Au sujet de la guerre du Darfour, par exemple, convergent les intérêts des puissances avec la désertification qui expulse des populations entières des zones agricoles, ce qui aggrave et intensifie le conflit. « Ces situations débouchent sur des crises épouvantables, comme c’est le cas en Syrie, où s’enregistre la plus grande sécheresse de l’histoire qui a détruit une grande partie du système agricole, provoquant des déplacement et attisant à son tour les tensions et les conflits ».

Beaucoup de personnes ne se rendent pas compte des conséquences du déni du réchauffement global et des plans des républicains qui prétendent l’accélérer sur le long terme : « Si le niveau de la mer continue de monter de façon précipitée, des pays comme le Bangladesh risquent de se faire engloutir, affectant des centaines de millions de personnes. Les glaciers de l’Himalaya fondent rapidement mettant en danger l’approvisionnement en eau du sud de l’Asie. Qu’adviendra-t-il de toutes ces personnes ? Les conséquences imminentes sont terribles, nous faisons face au moment le plus critique de l’histoire de l’humanité. »

Chomsky avance que nous nous trouvons à une croisée des chemins importante de notre histoire et que les êtres humains devons décider si nous voulons vivre ou mourir : « Je le dis clairement. Nous n’allons pas tous mourir, mais ce qui est certain c’est que nous sommes en train de détruire les possibilités d’avoir une vie digne ; de son côté le parti républicain voudrait accélérer le réchauffement climatique.
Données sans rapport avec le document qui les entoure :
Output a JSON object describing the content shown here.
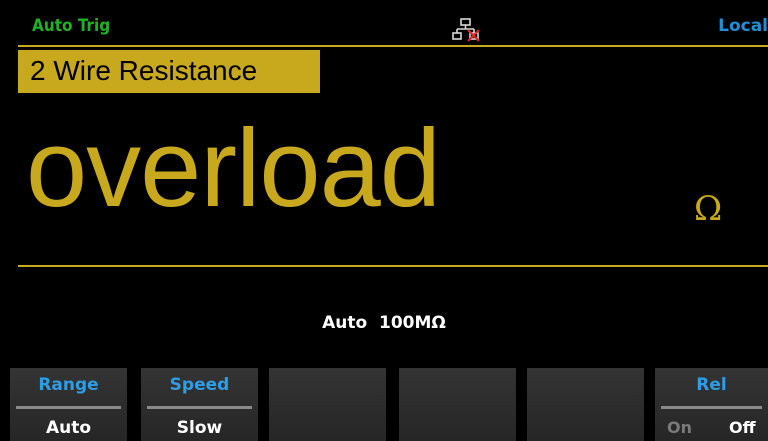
{
  "status": {
    "trigger": "Auto Trig",
    "remote": "Local",
    "network_icon": "lan-disconnected-icon"
  },
  "mode": {
    "label": "2 Wire Resistance"
  },
  "reading": {
    "value": "overload",
    "unit": "Ω"
  },
  "range_info": "Auto  100MΩ",
  "softkeys": {
    "range": {
      "title": "Range",
      "value": "Auto"
    },
    "speed": {
      "title": "Speed",
      "value": "Slow"
    },
    "rel": {
      "title": "Rel",
      "on": "On",
      "off": "Off",
      "selected": "Off"
    }
  },
  "colors": {
    "accent": "#c8a91e",
    "trigger": "#1fb324",
    "label_blue": "#2e9de5",
    "background": "#000000"
  }
}
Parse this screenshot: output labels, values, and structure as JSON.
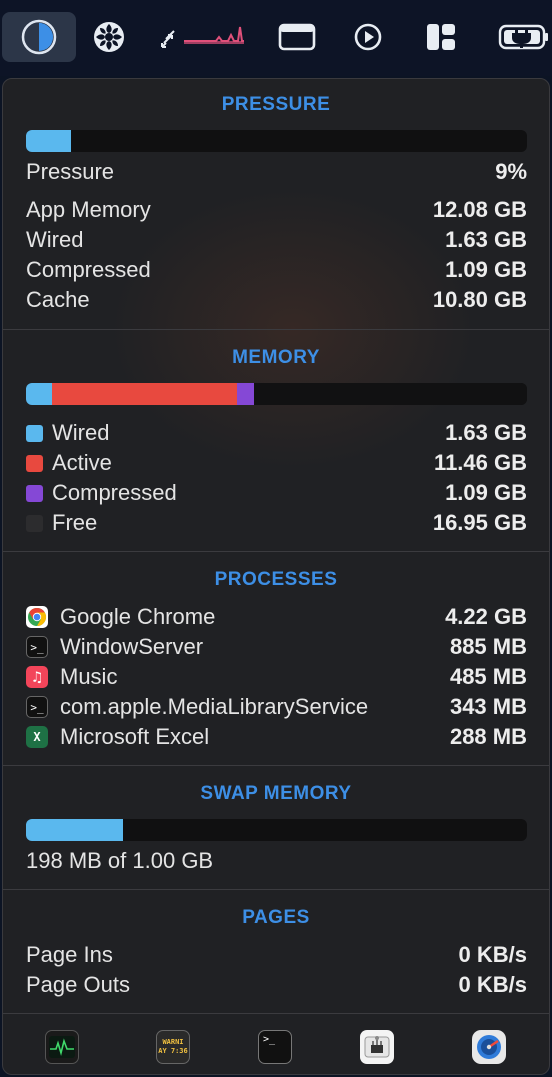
{
  "menubar": {
    "items": [
      {
        "name": "memory-pie-icon"
      },
      {
        "name": "fan-icon"
      },
      {
        "name": "network-sparkline-icon"
      },
      {
        "name": "window-icon"
      },
      {
        "name": "play-icon"
      },
      {
        "name": "layout-icon"
      },
      {
        "name": "battery-charging-icon"
      }
    ]
  },
  "pressure": {
    "title": "PRESSURE",
    "level_fraction": 0.09,
    "rows": [
      {
        "label": "Pressure",
        "value": "9%"
      },
      {
        "label": "App Memory",
        "value": "12.08 GB"
      },
      {
        "label": "Wired",
        "value": "1.63 GB"
      },
      {
        "label": "Compressed",
        "value": "1.09 GB"
      },
      {
        "label": "Cache",
        "value": "10.80 GB"
      }
    ],
    "bar_color": "#5ab8ee"
  },
  "memory": {
    "title": "MEMORY",
    "segments": [
      {
        "label": "Wired",
        "value": "1.63 GB",
        "gb": 1.63,
        "color": "#5ab8ee"
      },
      {
        "label": "Active",
        "value": "11.46 GB",
        "gb": 11.46,
        "color": "#e8493f"
      },
      {
        "label": "Compressed",
        "value": "1.09 GB",
        "gb": 1.09,
        "color": "#8548d6"
      },
      {
        "label": "Free",
        "value": "16.95 GB",
        "gb": 16.95,
        "color": "#111112"
      }
    ]
  },
  "processes": {
    "title": "PROCESSES",
    "items": [
      {
        "name": "Google Chrome",
        "value": "4.22 GB",
        "icon": "chrome-icon"
      },
      {
        "name": "WindowServer",
        "value": "885 MB",
        "icon": "terminal-exec-icon"
      },
      {
        "name": "Music",
        "value": "485 MB",
        "icon": "music-icon"
      },
      {
        "name": "com.apple.MediaLibraryService",
        "value": "343 MB",
        "icon": "terminal-exec-icon"
      },
      {
        "name": "Microsoft Excel",
        "value": "288 MB",
        "icon": "excel-icon"
      }
    ]
  },
  "swap": {
    "title": "SWAP MEMORY",
    "used_fraction": 0.193,
    "summary": "198 MB of 1.00 GB"
  },
  "pages": {
    "title": "PAGES",
    "rows": [
      {
        "label": "Page Ins",
        "value": "0 KB/s"
      },
      {
        "label": "Page Outs",
        "value": "0 KB/s"
      }
    ]
  },
  "dock": {
    "buttons": [
      {
        "name": "activity-monitor-icon"
      },
      {
        "name": "console-icon",
        "text_line1": "WARNI",
        "text_line2": "AY 7:36"
      },
      {
        "name": "terminal-icon"
      },
      {
        "name": "system-information-icon"
      },
      {
        "name": "disk-utility-icon"
      }
    ]
  }
}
Je n’exagère pas – insiste-t-il – c’est exactement ce qu’ils veulent faire. »

Il cite ensuite le Bulletin des Scientifiques Atomistes [http://thebulletin.org/] et son Horloge de la fin du monde, pour nous rappeler que les spécialistes soutiennent que lors de la Conférence de Paris sur le réchauffement climatique il était impossible d’obtenir un traité juridiquement contraignant, seulement des accords volontaires. « Pourquoi ? Et bien parce que les républicains ne l’accepteraient pas. Ils ont bloqué la possibilité d’aboutir à un traité juridiquement contraignant qui aurait pu représenter des avancées contre cette tragédie qui est massive et imminente, une tragédie comme il n’en a pas encore connue l’histoire de l’humanité. C’est de ça qu’il s’agit, ni plus ni moins. »
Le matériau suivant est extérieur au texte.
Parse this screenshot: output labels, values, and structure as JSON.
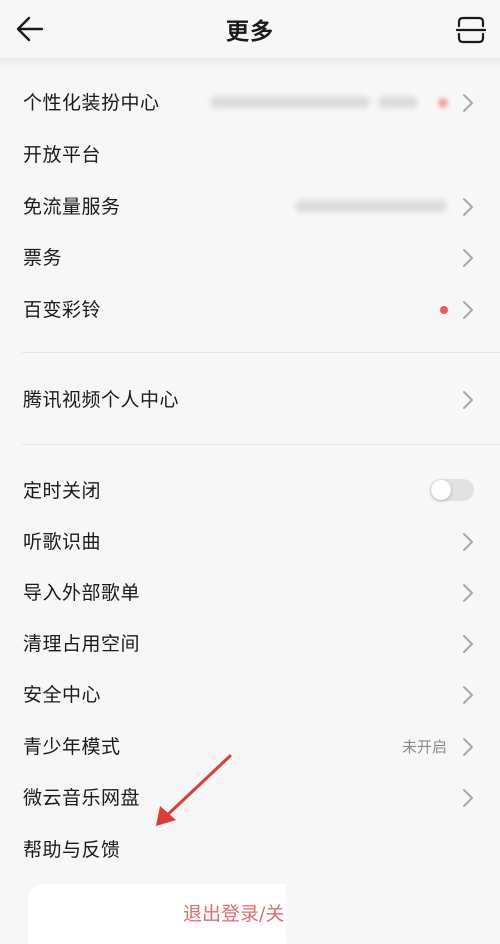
{
  "header": {
    "title": "更多"
  },
  "icons": {
    "back": "back-arrow-icon",
    "scan": "scan-icon",
    "chevron": "chevron-right-icon"
  },
  "colors": {
    "accent_red": "#ee5a5a",
    "logout_text": "#e26d6d"
  },
  "section1": [
    {
      "label": "个性化装扮中心"
    },
    {
      "label": "开放平台"
    },
    {
      "label": "免流量服务"
    },
    {
      "label": "票务"
    },
    {
      "label": "百变彩铃"
    }
  ],
  "section2": [
    {
      "label": "腾讯视频个人中心"
    }
  ],
  "section3": [
    {
      "label": "定时关闭",
      "toggle_on": false
    },
    {
      "label": "听歌识曲"
    },
    {
      "label": "导入外部歌单"
    },
    {
      "label": "清理占用空间"
    },
    {
      "label": "安全中心"
    },
    {
      "label": "青少年模式",
      "status": "未开启"
    },
    {
      "label": "微云音乐网盘"
    },
    {
      "label": "帮助与反馈"
    }
  ],
  "logout": {
    "label": "退出登录/关"
  }
}
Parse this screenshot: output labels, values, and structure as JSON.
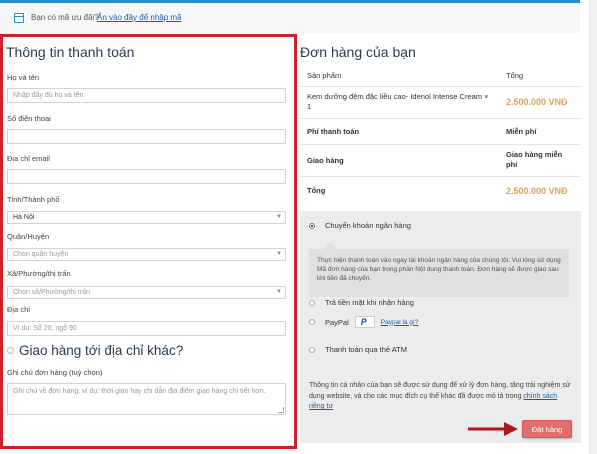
{
  "coupon": {
    "text": "Bạn có mã ưu đãi?",
    "link": "Ấn vào đây để nhập mã"
  },
  "billing": {
    "title": "Thông tin thanh toán",
    "fields": {
      "name_label": "Họ và tên",
      "name_placeholder": "Nhập đầy đủ họ và tên",
      "phone_label": "Số điện thoại",
      "email_label": "Địa chỉ email",
      "city_label": "Tỉnh/Thành phố",
      "city_value": "Hà Nội",
      "district_label": "Quận/Huyện",
      "district_placeholder": "Chọn quận huyện",
      "ward_label": "Xã/Phường/thị trấn",
      "ward_placeholder": "Chọn xã/Phường/thị trấn",
      "address_label": "Địa chỉ",
      "address_placeholder": "Ví dụ: Số 20, ngõ 90"
    },
    "ship_other": "Giao hàng tới địa chỉ khác?",
    "notes_label": "Ghi chú đơn hàng (tuỳ chọn)",
    "notes_placeholder": "Ghi chú về đơn hàng, ví dụ: thời gian hay chỉ dẫn địa điểm giao hàng chi tiết hơn."
  },
  "order": {
    "title": "Đơn hàng của bạn",
    "col_product": "Sản phẩm",
    "col_total": "Tổng",
    "item_name": "Kem dưỡng đệm đặc liều cao- Idenol Intense Cream × 1",
    "item_total": "2.500.000 VNĐ",
    "ship_fee_label": "Phí thanh toán",
    "ship_fee_value": "Miễn phí",
    "delivery_label": "Giao hàng",
    "delivery_value": "Giao hàng miễn phí",
    "total_label": "Tổng",
    "total_value": "2.500.000 VNĐ"
  },
  "payment": {
    "bank_label": "Chuyển khoản ngân hàng",
    "bank_desc": "Thực hiện thanh toán vào ngay tài khoản ngân hàng của chúng tôi. Vui lòng sử dụng Mã đơn hàng của bạn trong phần Nội dung thanh toán. Đơn hàng sẽ được giao sau khi tiền đã chuyển.",
    "cod_label": "Trả tiền mặt khi nhận hàng",
    "paypal_label": "PayPal",
    "paypal_link": "Paypal là gì?",
    "atm_label": "Thanh toán qua thẻ ATM",
    "privacy_text": "Thông tin cá nhân của bạn sẽ được sử dụng để xử lý đơn hàng, tăng trải nghiệm sử dụng website, và cho các mục đích cụ thể khác đã được mô tả trong",
    "privacy_link": "chính sách riêng tư",
    "place_order": "Đặt hàng"
  },
  "colors": {
    "highlight_border": "#d0202a",
    "price": "#d9a45a",
    "order_button": "#e36d6d",
    "arrow": "#b0171f"
  }
}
La guerre nucléaire n’est pas a écarter

Noam Chomsky n’est pas du genre à se laisser porter par des modes académiques ou intellectuelles ; son raisonnement radical mais serein cherche surtout à éviter les emportements, et c’est peut-être pourquoi il se montre réticent à présager au haut-parleur la souvent annoncée décadence de l’empire [américain]. « [Les USA] ont 800 bases [militaires] autour du monde et investissent dans leur armée autant que le reste de al planète entière. Aucun autre pays n’est à ce niveau, avec des soldats combattants sur les quatre coins de la terre. La Chine a une politique principalement défensive, elle n’a pas de programme nucléaire important, bien que celui-ci puisse croître dans le futur ».

Le cas de la Russie est différend. C’est le principal caillou dans la botte de la domination du Pentagone, parce qu’elle « a un système militaire énorme ». Le problème est que ces deux pays sont en train d’accroître leurs systèmes militaires, « tous deux agissent comme si la guerre était envisageable, ce qui est une folie collective ». Chomsky considère que la guerre nucléaire est irrationnelle et qu’elle ne pourrait arriver qu’en cas d’incident ou d’erreur humaine. Néanmoins, il coïncide avec William Perry, ex-secrétaire de Défense, qui a déclaré récemment que la menace d’une guerre nucléaire était aujourd’hui plus importante que lors de la Guerre froide. Chomsky estime que le risque se concentre autour de la prolifération d’incidents qui mettent en cause les forces armées des puissances nucléaires.

« Nous sommes passés très près de la guerre de très nombreuses fois », admet-il. Un de ses exemples favoris est l’incident survenu lors de la présidence de Ronald Reagan, lorsque le Pentagone a décidé de tester les défenses de l’Union Soviétique en simulant une attaque contre ce pays.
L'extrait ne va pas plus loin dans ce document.